Let $\Omega :x^2+y^2<4$ in $\Bbb R^2$ with boundary $\partial \Omega$. If $u(x,y)$ is the solution of the Dirichlet problem $$\frac{\partial^2u}{\partial x^2}+\frac{\partial^2u}{\partial y^2}=0, \hspace{1cm} (x,y)\in \Omega$$ and $u(x,y)=1+2x^2$ for all $(x,y)\in \partial \Omega$ then find the value of $u(0,1)$.
By solving the Laplace equation I am not getting anything. How to use the condition $u(x,y)=1+2x^2$ in $\partial \Omega$ ?
Any help please..
On
You can use Poisson's representation formula: $$ u(r, \theta)=\frac{1}{2 \pi}\int_0^{2 \pi}\dfrac{4-r^2}{4-4r \cos(\theta-\phi)+r^2} h(\phi) \, d\phi, $$
where $h(\phi)$ is the given boundary data.
For the point $(0,1)$ you use $r=1$ and $\theta=\frac{\pi}{2}$, leading to the integral $$ \frac{1}{2\pi} \int_0^{2\pi}\dfrac{3(5+4 \cos(2\phi))}{5-4 \sin \phi} \, d\phi = 4. $$
Let's write the boundary condition in polar coordinates.

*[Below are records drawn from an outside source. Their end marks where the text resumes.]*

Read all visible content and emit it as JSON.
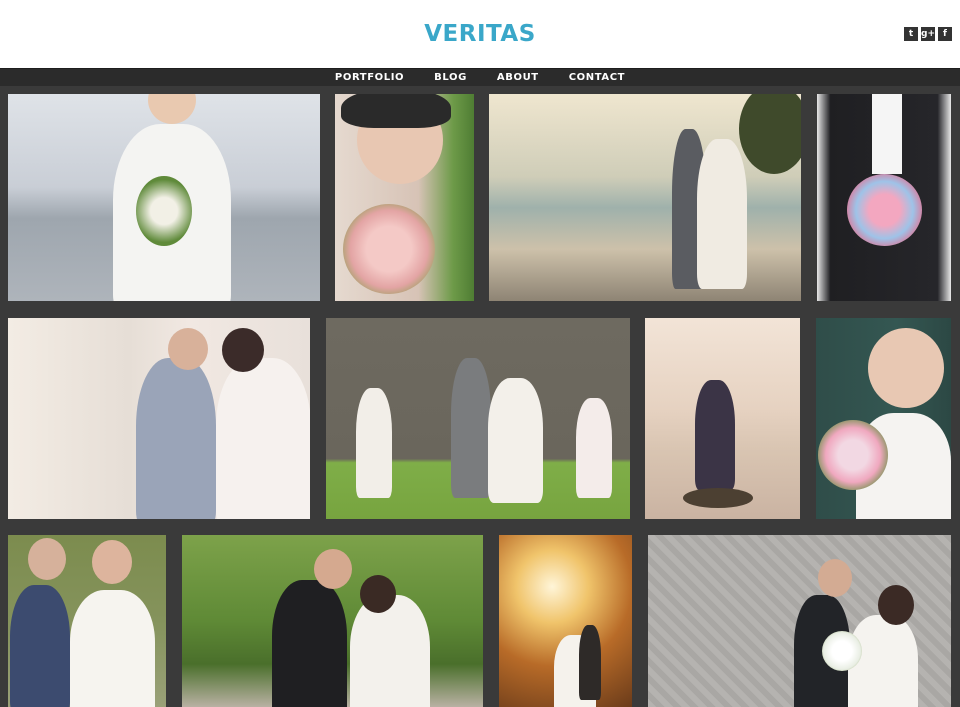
{
  "site": {
    "title": "VERITAS"
  },
  "social": [
    {
      "name": "twitter",
      "glyph": "t"
    },
    {
      "name": "google-plus",
      "glyph": "g+"
    },
    {
      "name": "facebook",
      "glyph": "f"
    }
  ],
  "nav": {
    "items": [
      "PORTFOLIO",
      "BLOG",
      "ABOUT",
      "CONTACT"
    ]
  },
  "colors": {
    "accent": "#3aa7c9",
    "nav_bg": "#2b2b2b",
    "page_bg": "#3a3a3a"
  },
  "gallery": {
    "photos": [
      {
        "subject": "bride holding bouquet by lake"
      },
      {
        "subject": "bride with veil and pink bouquet"
      },
      {
        "subject": "couple kissing by fountain"
      },
      {
        "subject": "groom holding bouquet"
      },
      {
        "subject": "couple with petals by balustrade"
      },
      {
        "subject": "wedding party jumping on lawn"
      },
      {
        "subject": "couple on rock by lake"
      },
      {
        "subject": "bride in birdcage veil smiling"
      },
      {
        "subject": "couple smiling portrait"
      },
      {
        "subject": "couple running in park"
      },
      {
        "subject": "couple in autumn forest"
      },
      {
        "subject": "couple on cobblestone"
      }
    ]
  }
}
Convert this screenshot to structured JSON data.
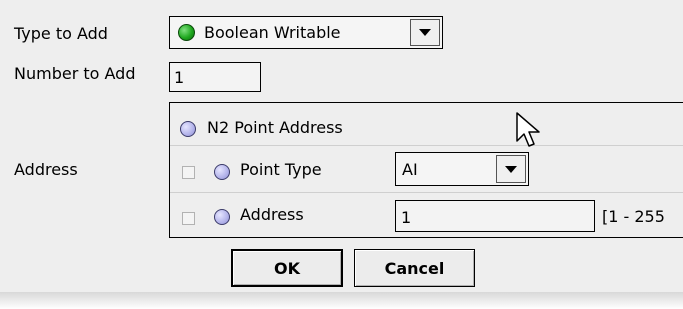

$$ u = 1 + 2(2\cos \phi)^2 = 5 + 4 \cos 2\phi \ \ \ \ \text{when} \ \ r = 2.$$
The following is a solution of Laplace's equation: $$ u = 5 + r^2\cos2\phi$$
This solution satisfies the above boundary condition. By the uniqueness theorem for the Laplace equation, this is in fact the unique solution satisfying our boundary condition.